European researchers uncovered an extremely abnormal brain — not only a fraction of the proper size but lacking the usual crinkly neural folds — in a fetus whose mother suffered Zika symptoms at the end of the first trimester while she was living in Brazil.
Zika is rapidly spreading through Latin America, and as it did, Brazil reported a surge in babies born with unusually small heads, a defect called microcephaly that can signal underlying brain damage.
Whether the mosquito-borne virus really causes microcephaly isn’t yet proven, but today’s report in The New England Journal of Medicine offers additional biologic clues.
“This fetus was really devastated,” said Dr. Michael Greene of Massachusetts General Hospital who with colleagues from Harvard reviewed the findings in an accompanying editorial.
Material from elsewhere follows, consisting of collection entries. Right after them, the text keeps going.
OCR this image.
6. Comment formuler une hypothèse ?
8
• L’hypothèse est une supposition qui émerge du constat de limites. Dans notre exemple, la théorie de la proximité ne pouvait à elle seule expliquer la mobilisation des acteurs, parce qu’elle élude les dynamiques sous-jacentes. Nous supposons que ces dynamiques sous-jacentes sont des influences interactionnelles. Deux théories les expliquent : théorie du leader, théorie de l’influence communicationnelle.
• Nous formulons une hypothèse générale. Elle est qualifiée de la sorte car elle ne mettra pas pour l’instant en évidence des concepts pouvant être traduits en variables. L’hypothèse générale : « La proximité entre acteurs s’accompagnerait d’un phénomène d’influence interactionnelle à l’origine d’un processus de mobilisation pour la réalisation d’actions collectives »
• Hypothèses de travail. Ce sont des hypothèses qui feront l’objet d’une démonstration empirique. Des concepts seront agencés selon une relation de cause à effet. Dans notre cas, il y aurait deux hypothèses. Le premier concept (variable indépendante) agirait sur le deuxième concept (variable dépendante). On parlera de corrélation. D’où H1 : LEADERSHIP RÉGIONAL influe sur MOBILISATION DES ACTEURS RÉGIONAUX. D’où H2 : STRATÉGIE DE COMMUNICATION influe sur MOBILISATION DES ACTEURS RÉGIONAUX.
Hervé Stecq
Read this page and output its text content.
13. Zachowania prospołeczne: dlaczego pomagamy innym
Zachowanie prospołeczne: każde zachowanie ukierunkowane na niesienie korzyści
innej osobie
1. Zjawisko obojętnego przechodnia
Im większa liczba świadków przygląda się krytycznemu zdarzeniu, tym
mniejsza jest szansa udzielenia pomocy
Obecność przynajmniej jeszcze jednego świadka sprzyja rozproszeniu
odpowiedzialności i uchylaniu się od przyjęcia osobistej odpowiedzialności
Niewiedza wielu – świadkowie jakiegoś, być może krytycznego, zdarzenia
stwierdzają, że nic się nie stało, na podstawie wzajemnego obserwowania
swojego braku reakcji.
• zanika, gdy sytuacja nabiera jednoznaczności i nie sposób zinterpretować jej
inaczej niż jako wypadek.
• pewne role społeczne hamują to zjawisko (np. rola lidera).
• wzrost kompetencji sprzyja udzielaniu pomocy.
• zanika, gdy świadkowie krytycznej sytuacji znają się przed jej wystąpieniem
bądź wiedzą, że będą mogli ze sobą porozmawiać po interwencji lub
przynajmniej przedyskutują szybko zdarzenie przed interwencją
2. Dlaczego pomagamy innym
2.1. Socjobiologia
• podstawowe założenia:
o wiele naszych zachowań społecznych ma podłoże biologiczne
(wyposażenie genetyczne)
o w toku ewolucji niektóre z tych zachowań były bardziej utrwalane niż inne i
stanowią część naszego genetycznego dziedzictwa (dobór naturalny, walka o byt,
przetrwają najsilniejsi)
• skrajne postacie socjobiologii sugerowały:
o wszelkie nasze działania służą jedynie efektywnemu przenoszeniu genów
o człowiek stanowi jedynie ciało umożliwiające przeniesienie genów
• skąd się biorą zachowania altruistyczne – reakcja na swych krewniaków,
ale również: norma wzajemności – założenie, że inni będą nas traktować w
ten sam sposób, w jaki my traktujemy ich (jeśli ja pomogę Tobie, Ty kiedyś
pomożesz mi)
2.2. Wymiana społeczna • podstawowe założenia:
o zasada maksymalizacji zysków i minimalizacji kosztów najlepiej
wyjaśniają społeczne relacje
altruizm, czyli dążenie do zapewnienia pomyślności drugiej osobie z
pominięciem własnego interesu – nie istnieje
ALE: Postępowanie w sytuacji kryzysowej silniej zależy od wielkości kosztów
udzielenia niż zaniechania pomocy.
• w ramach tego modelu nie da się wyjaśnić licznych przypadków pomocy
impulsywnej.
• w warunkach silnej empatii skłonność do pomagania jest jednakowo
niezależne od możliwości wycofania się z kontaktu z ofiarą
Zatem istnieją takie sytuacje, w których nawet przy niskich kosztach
Second-trimester ultrasounds in Brazil didn’t spot any problems but a third-trimester scan when the woman returned to Europe did. A post-abortion autopsy found the Zika virus in the fetus’ brain but, remarkably, no other organs, reported researchers from the University of Ljubljana in Slovenia. They also genetically sequenced the virus, which could help further research into the suspected link.
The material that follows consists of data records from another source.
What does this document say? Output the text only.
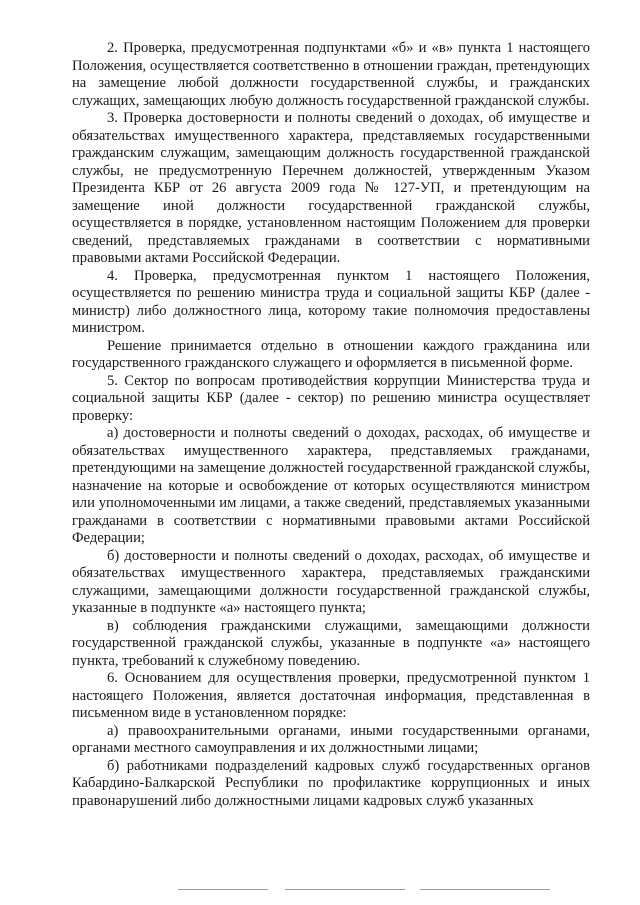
2. Проверка, предусмотренная подпунктами «б» и «в» пункта 1 настоящего Положения, осуществляется соответственно в отношении граждан, претендующих на замещение любой должности государственной службы, и гражданских служащих, замещающих любую должность государственной гражданской службы.

3. Проверка достоверности и полноты сведений о доходах, об имуществе и обязательствах имущественного характера, представляемых государственными гражданским служащим, замещающим должность государственной гражданской службы, не предусмотренную Перечнем должностей, утвержденным Указом Президента КБР от 26 августа 2009 года № 127-УП, и претендующим на замещение иной должности государственной гражданской службы, осуществляется в порядке, установленном настоящим Положением для проверки сведений, представляемых гражданами в соответствии с нормативными правовыми актами Российской Федерации.

4. Проверка, предусмотренная пунктом 1 настоящего Положения, осуществляется по решению министра труда и социальной защиты КБР (далее - министр) либо должностного лица, которому такие полномочия предоставлены министром.

Решение принимается отдельно в отношении каждого гражданина или государственного гражданского служащего и оформляется в письменной форме.

5. Сектор по вопросам противодействия коррупции Министерства труда и социальной защиты КБР (далее - сектор) по решению министра осуществляет проверку:

а) достоверности и полноты сведений о доходах, расходах, об имуществе и обязательствах имущественного характера, представляемых гражданами, претендующими на замещение должностей государственной гражданской службы, назначение на которые и освобождение от которых осуществляются министром или уполномоченными им лицами, а также сведений, представляемых указанными гражданами в соответствии с нормативными правовыми актами Российской Федерации;

б) достоверности и полноты сведений о доходах, расходах, об имуществе и обязательствах имущественного характера, представляемых гражданскими служащими, замещающими должности государственной гражданской службы, указанные в подпункте «а» настоящего пункта;

в) соблюдения гражданскими служащими, замещающими должности государственной гражданской службы, указанные в подпункте «а» настоящего пункта, требований к служебному поведению.

6. Основанием для осуществления проверки, предусмотренной пунктом 1 настоящего Положения, является достаточная информация, представленная в письменном виде в установленном порядке:

а) правоохранительными органами, иными государственными органами, органами местного самоуправления и их должностными лицами;

б) работниками подразделений кадровых служб государственных органов Кабардино-Балкарской Республики по профилактике коррупционных и иных правонарушений либо должностными лицами кадровых служб указанных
Last month, the U.S. Centers for Disease Control and Prevention announced finding Zika genetic material in brain tissue from two Brazilian babies who’d died, and in the placentas from two miscarriages.
Together, the findings offer important evidence but still, “there are more questions than there are answers at the moment,” Greene said.
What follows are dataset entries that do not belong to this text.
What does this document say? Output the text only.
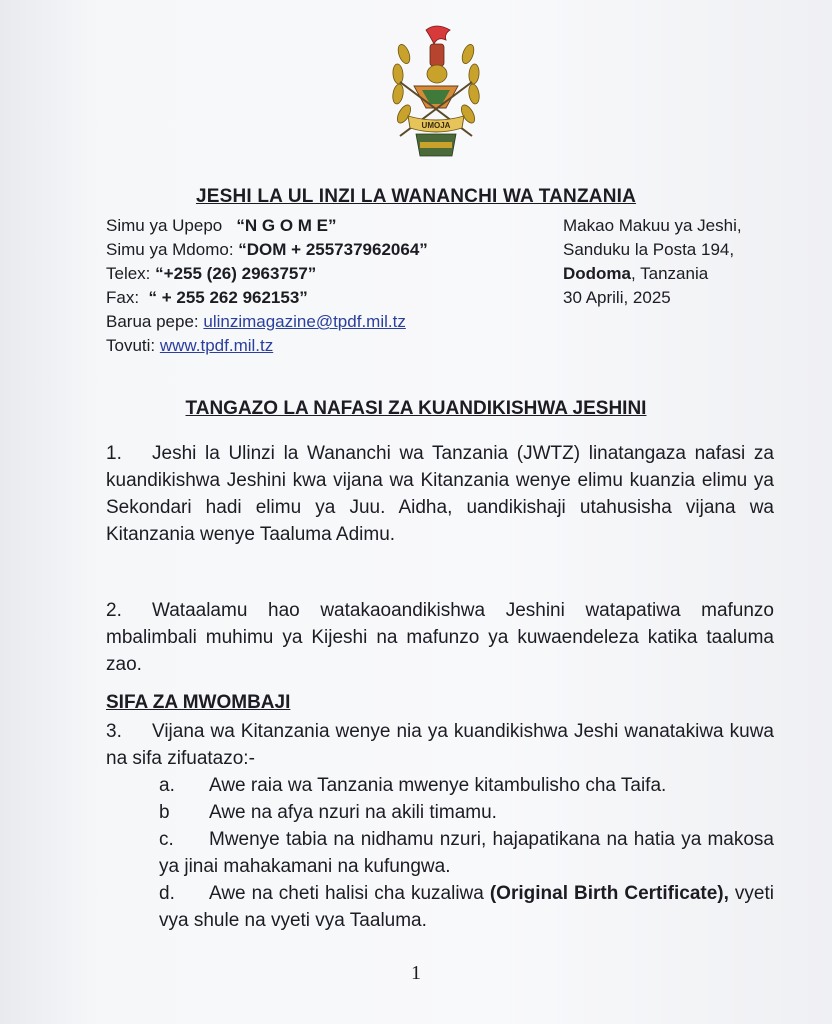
UMOJA
JESHI LA UL INZI LA WANANCHI WA TANZANIA
Simu ya Upepo “N G O M E”
Simu ya Mdomo: “DOM + 255737962064”
Telex: “+255 (26) 2963757”
Fax: “ + 255 262 962153”
Barua pepe: ulinzimagazine@tpdf.mil.tz
Tovuti: www.tpdf.mil.tz
Makao Makuu ya Jeshi,
Sanduku la Posta 194,
Dodoma, Tanzania
30 Aprili, 2025
TANGAZO LA NAFASI ZA KUANDIKISHWA JESHINI
1. Jeshi la Ulinzi la Wananchi wa Tanzania (JWTZ) linatangaza nafasi za kuandikishwa Jeshini kwa vijana wa Kitanzania wenye elimu kuanzia elimu ya Sekondari hadi elimu ya Juu. Aidha, uandikishaji utahusisha vijana wa Kitanzania wenye Taaluma Adimu.
2. Wataalamu hao watakaoandikishwa Jeshini watapatiwa mafunzo mbalimbali muhimu ya Kijeshi na mafunzo ya kuwaendeleza katika taaluma zao.
SIFA ZA MWOMBAJI
3. Vijana wa Kitanzania wenye nia ya kuandikishwa Jeshi wanatakiwa kuwa na sifa zifuatazo:-
a. Awe raia wa Tanzania mwenye kitambulisho cha Taifa.
b Awe na afya nzuri na akili timamu.
c. Mwenye tabia na nidhamu nzuri, hajapatikana na hatia ya makosa ya jinai mahakamani na kufungwa.
d. Awe na cheti halisi cha kuzaliwa (Original Birth Certificate), vyeti vya shule na vyeti vya Taaluma.
1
Also today, leading scientific journals pledged to rapidly share data to try to get those answers.
The Obama administration has asked Congress for $1.8 billion in emergency funding to fight Zika. The biggest U.S. message is for pregnant women to avoid traveling to Zika-affected areas.
But CDC Director Dr. Tom Frieden told a congressional committee today that much of the effort must be on mosquito control, too, including in southern parts of the U.S. that harbor the mosquito that spreads the virus. Officials don’t expect large outbreaks in the continental U.S., but have warned that there could be limited local transmission, small clusters, in those areas, like there have been of related viruses carried by the same mosquito, the dengue and chikungunya viruses.
However, Frieden warned that “we will likely see significant numbers of cases in Puerto Rico,” based on how quickly chikungunya spread through that territory in 2014.
To protect women of child-bearing age in Zika-stricken countries, a vaccine will be important because the virus “is a flash infection,” disappearing from the mother’s bloodstream in days, said Dr. Anthony Fauci of the National Institutes of Health. That means other ways of fighting maternal transmission likely wouldn’t work.
He hopes small safety studies of an experimental vaccine might begin late this year, but said how long it would take to prove a candidate shot really worked depends in part on whether the Zika outbreak is still going on next year or burns itself out.